What will I be wearing on my next flight? Check out these babies from Beautiful Feel, which I purchased from The Walking Store earlier this week. No, they weren’t cheap, but if they can make my feet feel beautiful while I’m picking up trash at 35,000 feet, feeling oh so not beautiful, I’ll pay whatever it takes. And more.

Galley Gossip: The problem with “soaring” ticket prices

Remember what airline tickets used to cost? Oh no, I’m not talking about last year, go back a little bit further, okay a lot further, like 1950 further…remember those prices?

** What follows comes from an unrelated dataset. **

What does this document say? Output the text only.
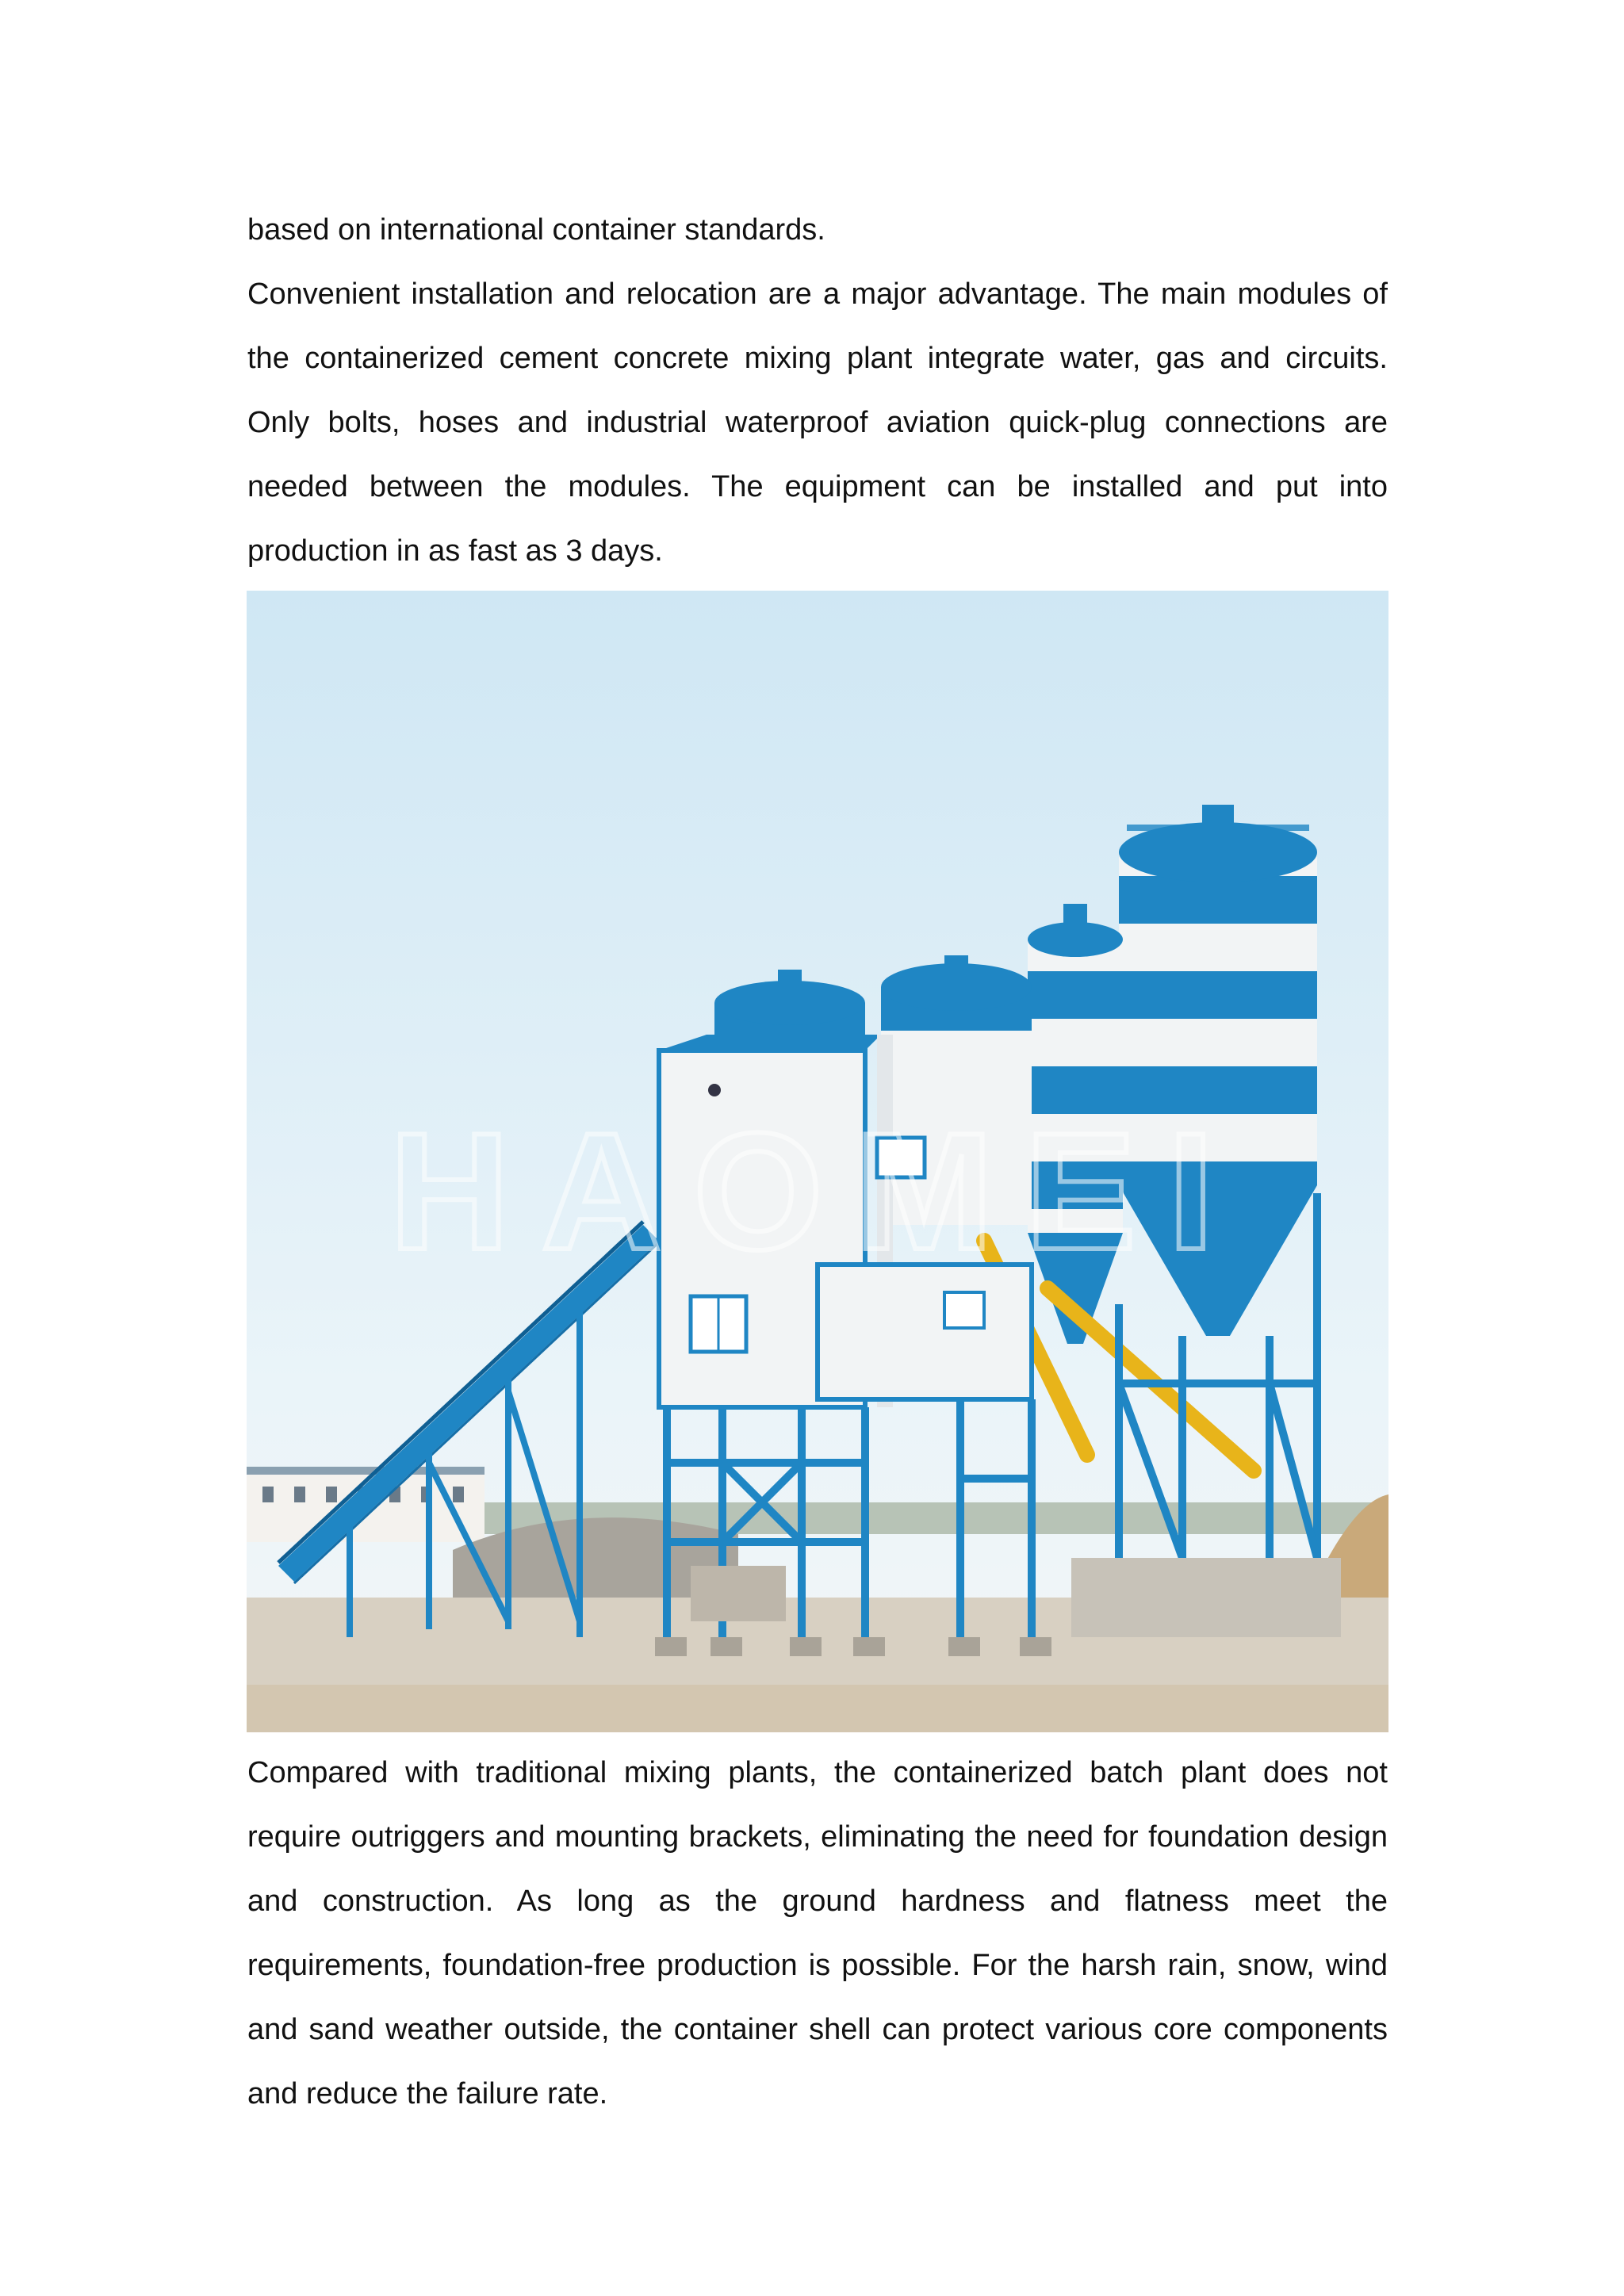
based on international container standards.

Convenient installation and relocation are a major advantage. The main modules of the containerized cement concrete mixing plant integrate water, gas and circuits. Only bolts, hoses and industrial waterproof aviation quick-plug connections are needed between the modules. The equipment can be installed and put into production in as fast as 3 days.

HAOMEI

Compared with traditional mixing plants, the containerized batch plant does not require outriggers and mounting brackets, eliminating the need for foundation design and construction. As long as the ground hardness and flatness meet the requirements, foundation-free production is possible. For the harsh rain, snow, wind and sand weather outside, the container shell can protect various core components and reduce the failure rate.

I didn’t think so.

A couple years ago I went just a wee bit crazy, spending too much time (and money) on eBay bidding on airline ads from the 1960’s and 1970’s. They were big and bright and colorful and they said things like: “fly me,” “just a working girl working,” “think of her as your mother.” They were sexy and sexist, totally wrong, and yet so right — at the time. I loved them. Still do. Had them framed. Hung them on the wall. And then, last year, tucked them away in a drawer for safe keeping (and a clutter free office). I think of one of those ads often whenever I hear people complaining about the price of airline tickets, or whenever I read articles like the one by Dan Reed in USA TODAY entitled “Airline Tickets Soar This Summer” that was featured on AOL with the caption, “Passengers Can’t Bear to Look.”

Well I’ve got something for those passengers to look at, something that may force them to rethink the definition of soaring ticket prices. I mean, soaring? Don’t you think we’re being a bit dramatic here? Especially when people are willing to spend hundreds of dollars on fast food, botox, designer clothes, and even video games for the kids. Give me a break. Because the ad, the one I mentioned above from 1950, lists the price of a ticket from New York to Paris for $326. Please, can anyone tell me, what else out there costs the exact same price as it did over fifty years ago?

Precisely.

Yeah, I know, service in the air has gone down hill big time. You don’t have to tell me. I live it every time I put on my uniform. In fact, I spend most of my time at work apologizing because we don’t have this and we don’t have that to a flight full of miserably cramped passengers. I feel for those passengers. I really do. It’s gotten bad out there. Worse than bad. Flying, today, is just not what it used to be, for everyone involved – passengers and crew alike.

But what gets me is that thirteen years ago I worked at a no frills airline called Sunjet International Airlines. The ticket price back then was $99 to fly one way from Dallas to Fort Lauderdale, Newark, or Long Beach. That was thirteen years ago. Fuel prices were 1/3 of what they are today. Keep in mind that price was on an airline that offered pretty much nothing but a seat (a broken seat covered in duct tape), a lot of delays (I’m not talking a few hours delayed, I’m talking two-day delays), lost luggage (or no luggage at all. What do you mean you checked bags?), and a burnt chocolate chip cookie, depending on who happened to be in the galley that day. Then, in 1995, I found myself working for a major US carrier, on probation for six months without flight privileges, in the month of December. The price of a ticket from New York to Dallas was oh just $800. In Coach. Needless to say, I didn’t get make it home for Christmas that year.

Now flash forward thirteen years and you can fly nonstop on a major carrier from New York to Los Angeles for as little as $235 round trip. I’m sorry, but that’s not bad. In fact, it’s so not bad that I just bought myself a seat on that same flight (even though I’m able to fly standby for free) I challenge anyone to drive that same distance for less money. Yes, airline ticket prices are up 200% from last year, but when you realize they were down 700%, that’s still a good ticket price! So when someone writes a piece about the “soaring” ticket prices of today, I have to shake my head and think, how soon we all forget.